Integrating an exponential function

Question

How do I integrating this function- $$I=\int \exp{\mathrm{\frac{(-1)(z^2-k)^2}{2}}}dz$$ limit is from $-\infty$ to $+\infty.$ I tried a lot by nothing worker!Pls help!

Answer 1

the first thing is to simplify the integrand: $$ \int_{-\infty}^{\infty} e^{-\frac{z^2-k}2 dz} = 2 \sqrt{2}e^{\frac{k}2}\int_0^{\infty}e^{-x^2}dx $$ there are two ways of approaching the integral on the right-hand side, which are both instructive exercises.

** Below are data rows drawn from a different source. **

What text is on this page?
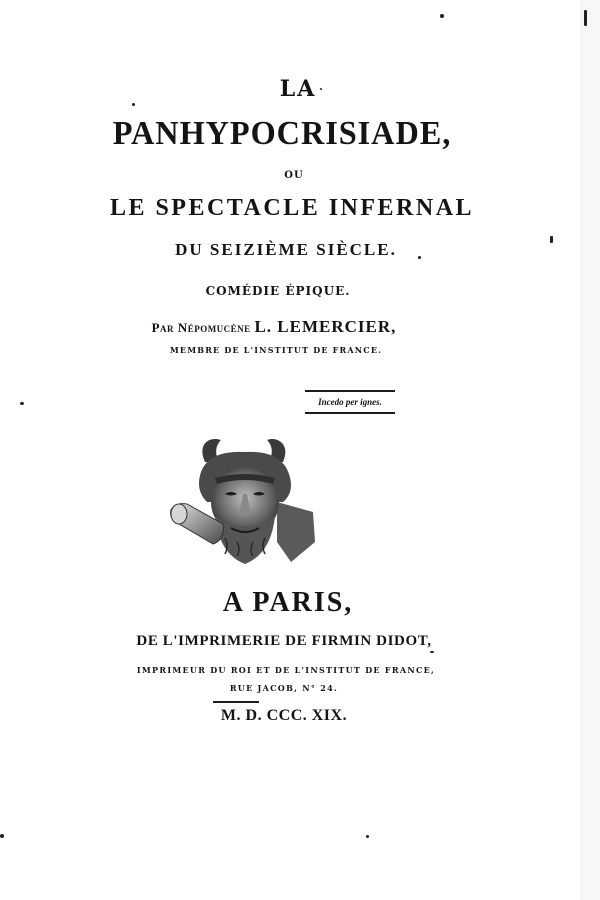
LA
PANHYPOCRISIADE,
OU
LE SPECTACLE INFERNAL
DU SEIZIÈME SIÈCLE.
COMÉDIE ÉPIQUE.
Par Népomucène L. LEMERCIER,
MEMBRE DE L'INSTITUT DE FRANCE.
Incedo per ignes.
A PARIS,
DE L'IMPRIMERIE DE FIRMIN DIDOT,
IMPRIMEUR DU ROI ET DE L'INSTITUT DE FRANCE,
RUE JACOB, N° 24.
M. D. CCC. XIX.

firstly you may make the substitution $w=x^2$. this gives $$ I=\int_0^{\infty}e^{-x^2}dx =\frac12\int_0^{\infty}w^{-\frac12}e^{-w}dw = \frac{\sqrt{\pi}}{2} $$ using an elementary result from the theory of the gamma function

the second approach uses a "trick" of evaluating the square of the original integral, using a symmetry which can be exploited by a change to polar coordinates, noting that $|\frac{\partial(x,y)}{\partial(r,\theta)}|=r$: $$ I^2= \int_0^{\infty}e^{-x^2}dx\int_0^{\infty}e^{-y^2}dy =\int_0^{\infty}\int_0^{\infty}e^{-(x^2+y^2)}dxdy \\ =\int_0^{\frac{\pi}2}\int_0^{\infty}e^{-r^2}rdrd\theta \\ = \frac{\pi}2 \left[-\frac12e^{-r^2} \right]_0^{\infty} \\ =\frac{\pi}4 $$